Ah, moving day is fast approaching... And before all the tech photos are taken, and everything is neatly packaged, I mainly think about how I will stay in touch with people. Thankfully, in today's wonderful world of technology, there are several ways to go about doing that. People who should have my phone number already do, so I won't be giving that away to anyone. But there are other methods of communication out there. How do you decide levels of relationships and who gets what piece of contact information? After the jump I'll let you in on my system and the reasoning behind it.
The way I see it, there are four main methods which would allow people to stay in touch when one moves away: instant message, email, Facebook, and Twitter. Of course there are other perhaps more obscure methods but I'll only be focusing on the popular ones for today. My reasoning/hierarchy for who gets what level of contact rests on the principle of direct-ness of contact and how much I choose to be engaged in a conversation with someone, once I move away. The less I know you or less of a friend you are, the more disengaged or one-directional method of contact I will give someone.
1. Instant Messaging: This is my chief means of staying in touch online and I guard it religiously. I use Skype exclusively so not only is it an instant messaging service, but I use it to call and video chat with my friends when I'm out of town. Consequently, I am not keen on giving out my Skype name to just anyone who wants to stay in touch.
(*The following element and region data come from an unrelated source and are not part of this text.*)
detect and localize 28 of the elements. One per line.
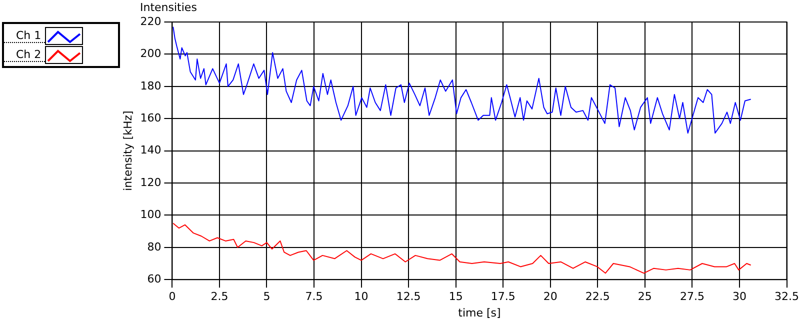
x-tick-label: 7.5 (305, 290, 323, 304)
x-tick-label: 27.5 (680, 290, 704, 304)
x-tick-label: 15 (448, 290, 463, 304)
y-axis-title: intensity [kHz] (121, 110, 134, 191)
y-tick-label: 140 (140, 144, 162, 157)
x-tick-label: 32.5 (774, 290, 800, 304)
y-tick-label: 160 (140, 111, 162, 124)
chart-title: Intensities (140, 1, 197, 14)
x-tick-label: 20 (543, 290, 558, 304)
x-axis-title: time [s] (458, 306, 501, 320)
x-tick-label: 30 (732, 290, 746, 304)
y-tick-label: 120 (140, 176, 162, 189)
x-tick-label: 5 (263, 290, 270, 304)
y-tick-label: 100 (140, 208, 162, 222)
legend-label: Ch 2 (4, 48, 46, 62)
x-tick-label: 25 (638, 290, 652, 304)
y-tick-label: 220 (140, 14, 162, 28)
x-tick-label: 12.5 (396, 290, 421, 304)
x-tick-label: 2.5 (210, 290, 228, 304)
y-tick-label: 200 (140, 47, 162, 60)
legend-label: Ch 1 (4, 28, 46, 42)
y-tick-label: 180 (140, 79, 162, 92)
x-tick-label: 17.5 (490, 290, 516, 304)
y-tick-label: 80 (147, 240, 162, 254)
y-tick-label: 60 (147, 272, 162, 286)
x-tick-label: 0 (168, 290, 176, 304)
x-tick-label: 10 (354, 290, 368, 304)
x-tick-label: 22.5 (585, 290, 610, 304)
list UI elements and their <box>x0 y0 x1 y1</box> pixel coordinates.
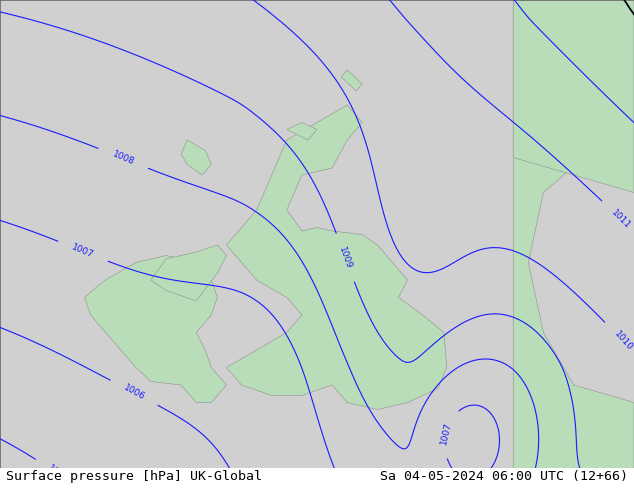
Polygon shape <box>341 70 362 91</box>
Polygon shape <box>84 255 226 402</box>
Polygon shape <box>151 245 226 301</box>
Bar <box>0 468 634 490</box>
Polygon shape <box>514 0 634 193</box>
Polygon shape <box>226 105 447 410</box>
Text: 1008: 1008 <box>111 150 136 167</box>
Polygon shape <box>514 0 634 490</box>
Polygon shape <box>287 122 317 140</box>
Text: 1007: 1007 <box>439 421 453 445</box>
Text: Surface pressure [hPa] UK-Global: Surface pressure [hPa] UK-Global <box>6 469 262 483</box>
Text: 1011: 1011 <box>610 208 632 230</box>
Text: 1005: 1005 <box>46 464 70 485</box>
Text: 1007: 1007 <box>70 243 95 260</box>
Text: 1006: 1006 <box>122 383 146 402</box>
Text: 1009: 1009 <box>337 245 353 270</box>
Text: 1010: 1010 <box>612 330 634 353</box>
Polygon shape <box>181 140 211 175</box>
Text: Sa 04-05-2024 06:00 UTC (12+66): Sa 04-05-2024 06:00 UTC (12+66) <box>380 469 628 483</box>
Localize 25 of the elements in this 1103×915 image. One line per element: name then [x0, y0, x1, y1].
This is only for the upper echelons of friends and family who I wouldn't mind interacting with on a daily basis.
2. Email: Second down the line is email which I am still very protective over. In fact, I'm very careful to have a separate email address to filter email blasts and corporate subscriptions so I'm not constantly inundated with needless messages. Same goes for acquaintances. No one will get my personal email unless I really want them to. But I am not as strict with my email communications as I am with IM because the level of interaction is less frequent and direct. I don't feel as obligated to respond immediately like I am with an IM service. And conversations tend to be more brief and less frequent.
3. Facebook: Some may say that Facebook should be above email since it is opening private information about yourself to people and why would you want that? But I personally don't put much private information on Facebook which feels more like a default place to lump in people who I know but don't wish to interact with them directly like with email and IM. People still feel connected to you, however, because they're reading your wall or looking at your pictures, etc.. The occasional Facebook chat or message is much more easy to handle than constant emails back and forth with someone you're not too close with.
4. Twitter: This is the final catch-all for anyone I sort of know or don't like but feel obligated to give them something (out of my sheer kindness). Twitter feels like a wholly one directional method of communication. You write your tweet, post it, and you're done. No obligation to retweet or respond back to people if you don't want to. This way, your semi-acquaintances will still feel satisfaction in reading your thoughts but there is no pressure whatsoever to communicate back and forth with one another.
Am I being overly protective? I'm curious to hear how others have dealt with moving away and distributing their contacts out to the masses of friends, family, acquaintances, or otherwise.